Les dangers de la mention "Droits réservés" (I/II)

Au printemps 2022, le ministère de la Culture a rendu public le rapport de la conseillère d’État Laurence Franceschini remis en décembre 2021 sur le « financement de la production et de la diffusion d’œuvres photographiques ». Au sein de ce riche document, figurent notamment des « mesures pour soutenir durablement le secteur de la photographie », avec d’importants développements pour « créer les modalités du respect du droit d’auteur des photographes, les conditions de leur juste rémunération et défendre le statut des photographes ». La première mesure visée dans ce rapport vise à  « empêcher le recours abusif à la mention de droits réservés (qui s’effectue sans réelle recherche de l’auteur) ».

La fronde des photographes en 2010

En 2010 déjà, Yann Arthus-Bertrand, Lucien Clergue, Raymond Depardon, Martine Franck, Dominique Issermann, William Klein, Philip Plisson, Reza, Marc Riboud Sebastiao Salgado ou encore Hans Silvester (et j’en oublie des moins connus ou d’aussi talentueux) avaient signé une pétition pour lutter contre le fléau des « D.R . ». Elle venait en renfort d’une proposition de loi qui cherchait à endiguer la fameuse mention « DR » (ou « droits réservés ») » et est restée lettre morte.

Les célèbres photographes intéressés exigeaient de mettre en place une « modalité spécifique d’exercice des droits d’auteur sur les photographies dites « orphelines », c'est-à-dire les photographies dont les auteurs n’ont pu être identifiés ou retrouvés après des recherches sérieuses et avérées. », ajoutant que « les sommes ne pouvant pas être réparties à défaut d’identification des ayants droit seront obligatoirement affectées à l’aide à la création et à la diffusion photographique, ce qui apportera un soutien important à ce secteur de la création. »

Doisneau Robert, peu avant son décès avait, par malice, envisagé de réclamer des droits sur chaque photo signée « D. R. », c’est-à-dire de ses initiales. Le texte à l’étude est moins facétieux.

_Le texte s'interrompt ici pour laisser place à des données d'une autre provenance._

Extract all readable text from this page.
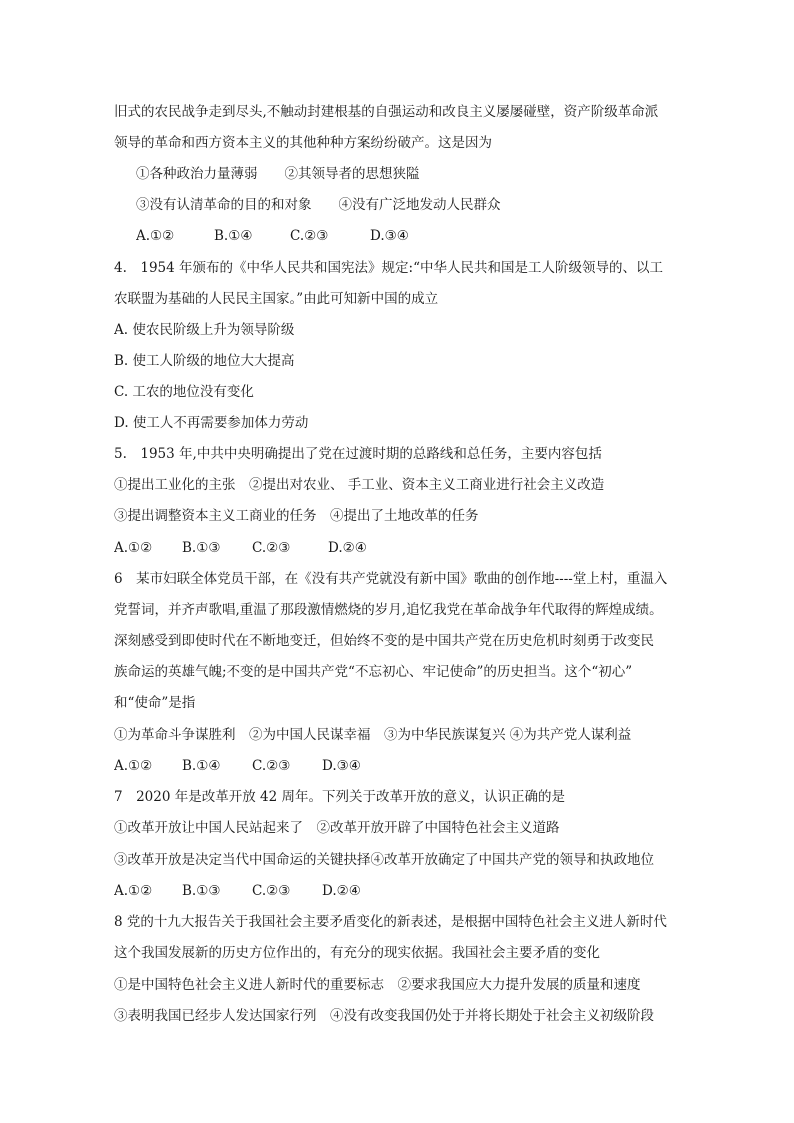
旧式的农民战争走到尽头,不触动封建根基的自强运动和改良主义屡屡碰壁，资产阶级革命派
领导的革命和西方资本主义的其他种种方案纷纷破产。这是因为
①各种政治力量薄弱　　②其领导者的思想狭隘
③没有认清革命的目的和对象　　④没有广泛地发动人民群众
A.①②	B.①④	C.②③	D.③④
4.　1954 年颁布的《中华人民共和国宪法》规定:“中华人民共和国是工人阶级领导的、以工
农联盟为基础的人民民主国家。”由此可知新中国的成立
A. 使农民阶级上升为领导阶级
B. 使工人阶级的地位大大提高
C. 工农的地位没有变化
D. 使工人不再需要参加体力劳动
5.　1953 年,中共中央明确提出了党在过渡时期的总路线和总任务，主要内容包括
①提出工业化的主张　②提出对农业、 手工业、资本主义工商业进行社会主义改造
③提出调整资本主义工商业的任务　④提出了土地改革的任务
A.①②	B.①③	C.②③	D.②④
6　某市妇联全体党员干部，在《没有共产党就没有新中国》歌曲的创作地----堂上村，重温入
党誓词，并齐声歌唱,重温了那段激情燃烧的岁月,追忆我党在革命战争年代取得的辉煌成绩。
深刻感受到即使时代在不断地变迁，但始终不变的是中国共产党在历史危机时刻勇于改变民
族命运的英雄气魄;不变的是中国共产党“不忘初心、牢记使命”的历史担当。这个“初心”
和“使命”是指
①为革命斗争谋胜利　②为中国人民谋幸福　③为中华民族谋复兴 ④为共产党人谋利益
A.①②	B.①④	C.②③	D.③④
7　2020 年是改革开放 42 周年。下列关于改革开放的意义，认识正确的是
①改革开放让中国人民站起来了　②改革开放开辟了中国特色社会主义道路
③改革开放是决定当代中国命运的关键抉择④改革开放确定了中国共产党的领导和执政地位
A.①②	B.①③	C.②③	D.②④
8 党的十九大报告关于我国社会主要矛盾变化的新表述，是根据中国特色社会主义进人新时代
这个我国发展新的历史方位作出的，有充分的现实依据。我国社会主要矛盾的变化
①是中国特色社会主义进人新时代的重要标志　②要求我国应大力提升发展的质量和速度
③表明我国已经步人发达国家行列　④没有改变我国仍处于并将长期处于社会主义初级阶段
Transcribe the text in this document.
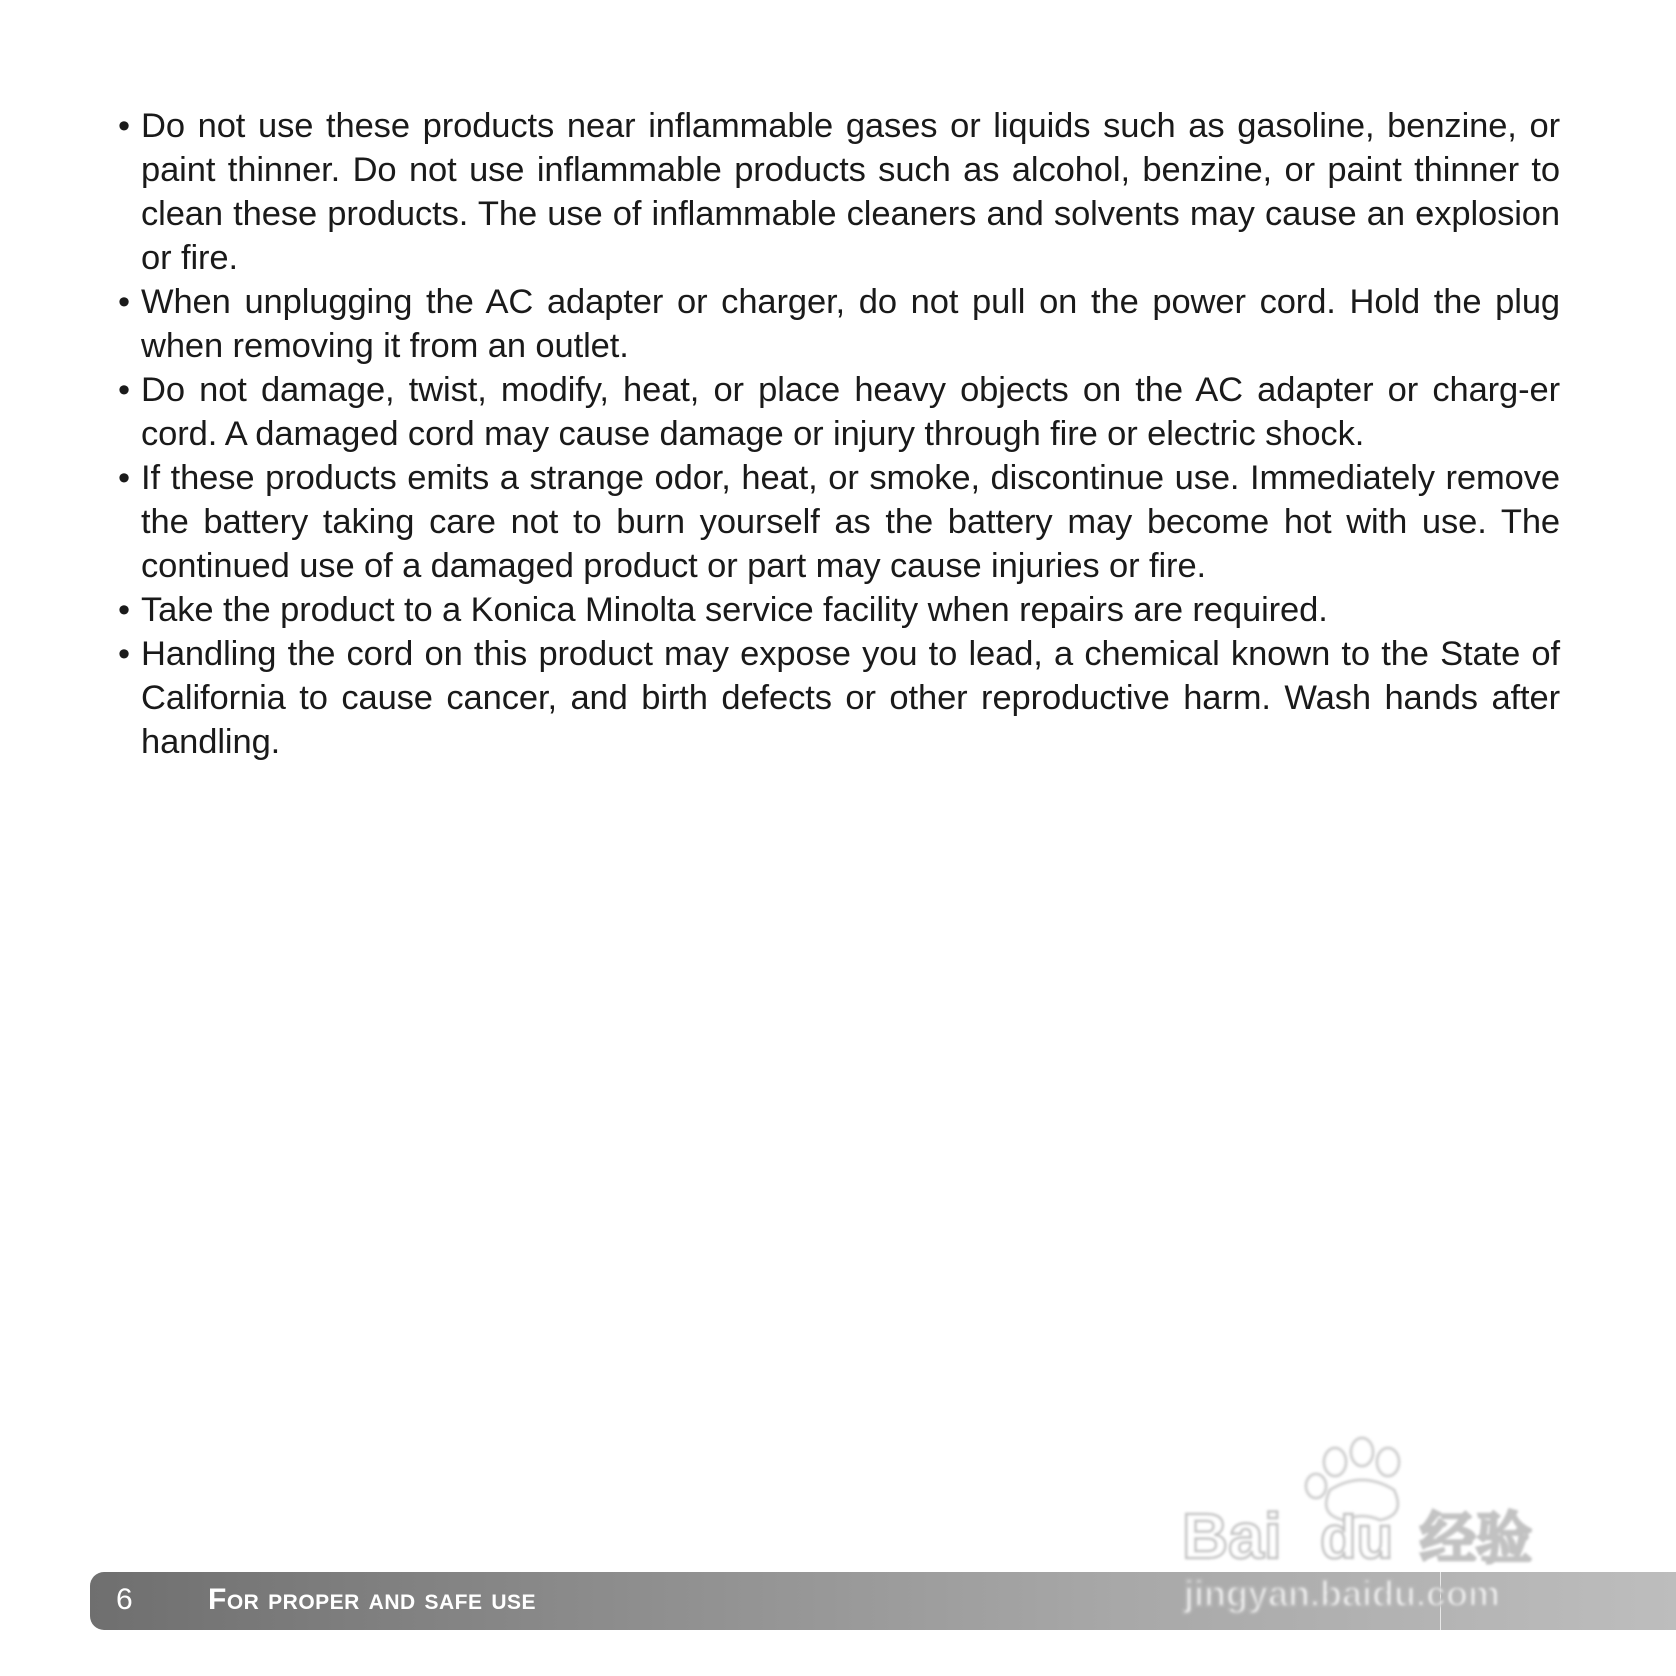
• Do not use these products near inflammable gases or liquids such as gasoline, benzine, or paint thinner. Do not use inflammable products such as alcohol, benzine, or paint thinner to clean these products. The use of inflammable cleaners and solvents may cause an explosion or fire.
• When unplugging the AC adapter or charger, do not pull on the power cord. Hold the plug when removing it from an outlet.
• Do not damage, twist, modify, heat, or place heavy objects on the AC adapter or charg-er cord. A damaged cord may cause damage or injury through fire or electric shock.
• If these products emits a strange odor, heat, or smoke, discontinue use. Immediately remove the battery taking care not to burn yourself as the battery may become hot with use. The continued use of a damaged product or part may cause injuries or fire.
• Take the product to a Konica Minolta service facility when repairs are required.
• Handling the cord on this product may expose you to lead, a chemical known to the State of California to cause cancer, and birth defects or other reproductive harm. Wash hands after handling.
6	For proper and safe use
Bai du 经验
jingyan.baidu.com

Selon les pétitionnaires de 2010, « un nombre croissant d'œuvres visuelles sont exploitées dans l'édition à des fins professionnelles sans autorisation des auteurs ou de leurs ayants droits, au prétexte que ceux-ci seraient inconnus ou introuvables. Ainsi, l'usage de la mention « DR » ou « droits réservés » en lieu et place du nom de l'auteur, se multiplie et se systématise, sans respect des droits reconnus par le code de la propriété intellectuelle, en particulier dans le domaine de la photographie. Certains éditeurs utilisent abusivement cette mention, privant les auteurs de leur droit moral de créateur, et de la juste rémunération de l'exploitation de leur travail ».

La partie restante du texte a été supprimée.